Do Nurses at Edgewood Rehabilitation And Stick Around?

EDGEWOOD REHABILITATION AND CARE CENTER has a staff turnover rate of 48%, which is about average for Texas nursing homes (state average: 46%). Moderate turnover is common in nursing homes, but families should still ask about staff tenure and how the facility maintains care continuity when employees leave.

Was Edgewood Rehabilitation And Ever Fined?

EDGEWOOD REHABILITATION AND CARE CENTER has been fined $9,750 across 1 penalty action. This is below the Texas average of $33,176. While any fine indicates a compliance issue, fines under $50,000 are relatively common and typically reflect isolated problems that were subsequently corrected. Families should ask what specific issues led to these fines and confirm they've been resolved.

Is Edgewood Rehabilitation And on Any Federal Watch List?
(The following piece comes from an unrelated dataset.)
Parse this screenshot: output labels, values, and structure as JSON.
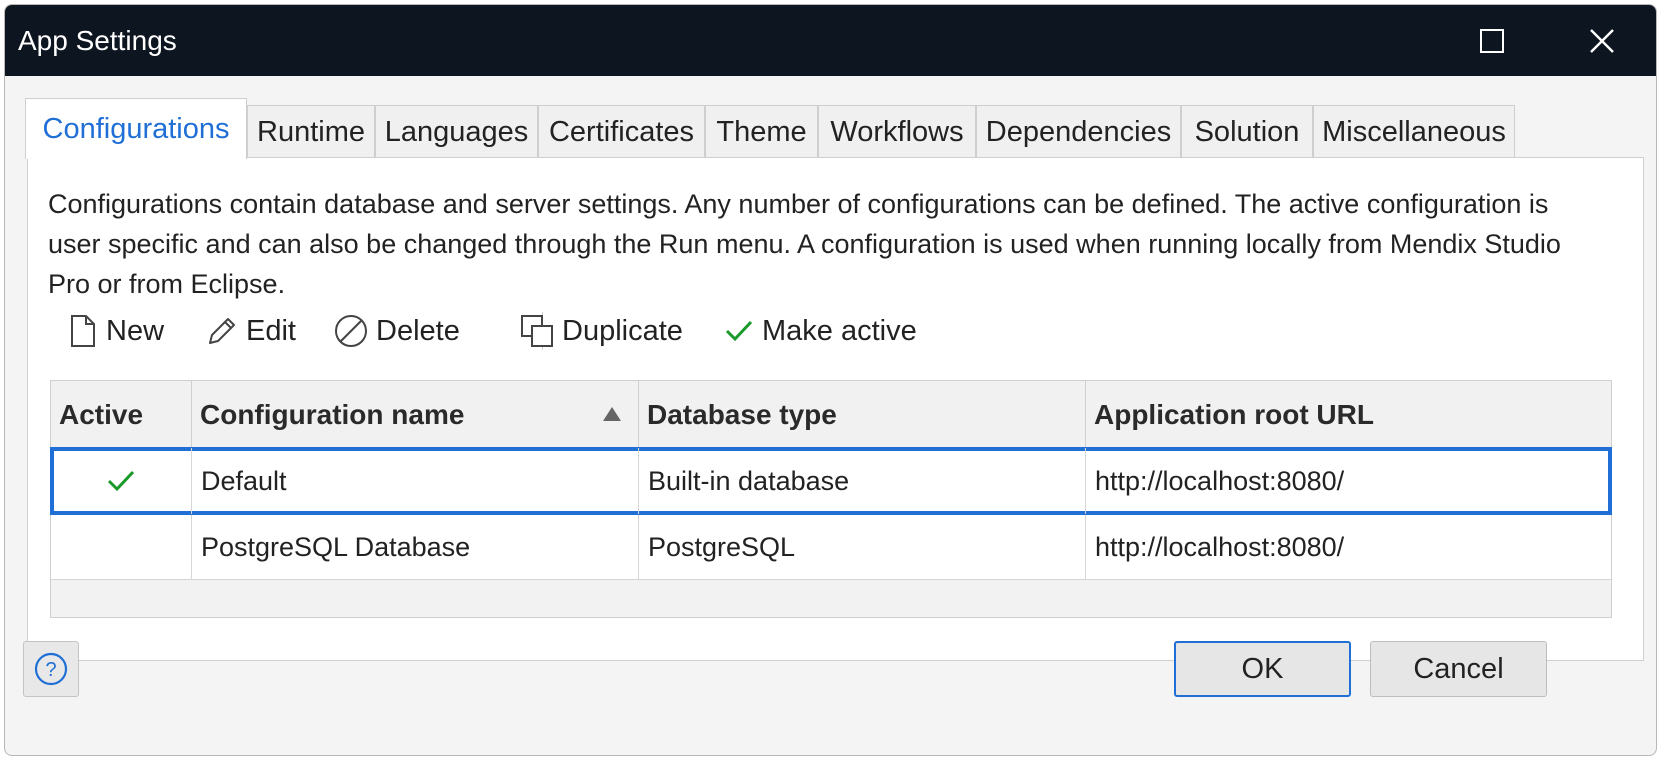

EDGEWOOD REHABILITATION AND CARE CENTER is not on any federal watch list. The most significant is the Special Focus Facility (SFF) program, which identifies the bottom 1% of nursing homes nationally based on persistent, serious quality problems. Not being on this list means the facility has avoided the pattern of deficiencies that triggers enhanced federal oversight. This is a positive indicator, though families should still review the facility's inspection history directly.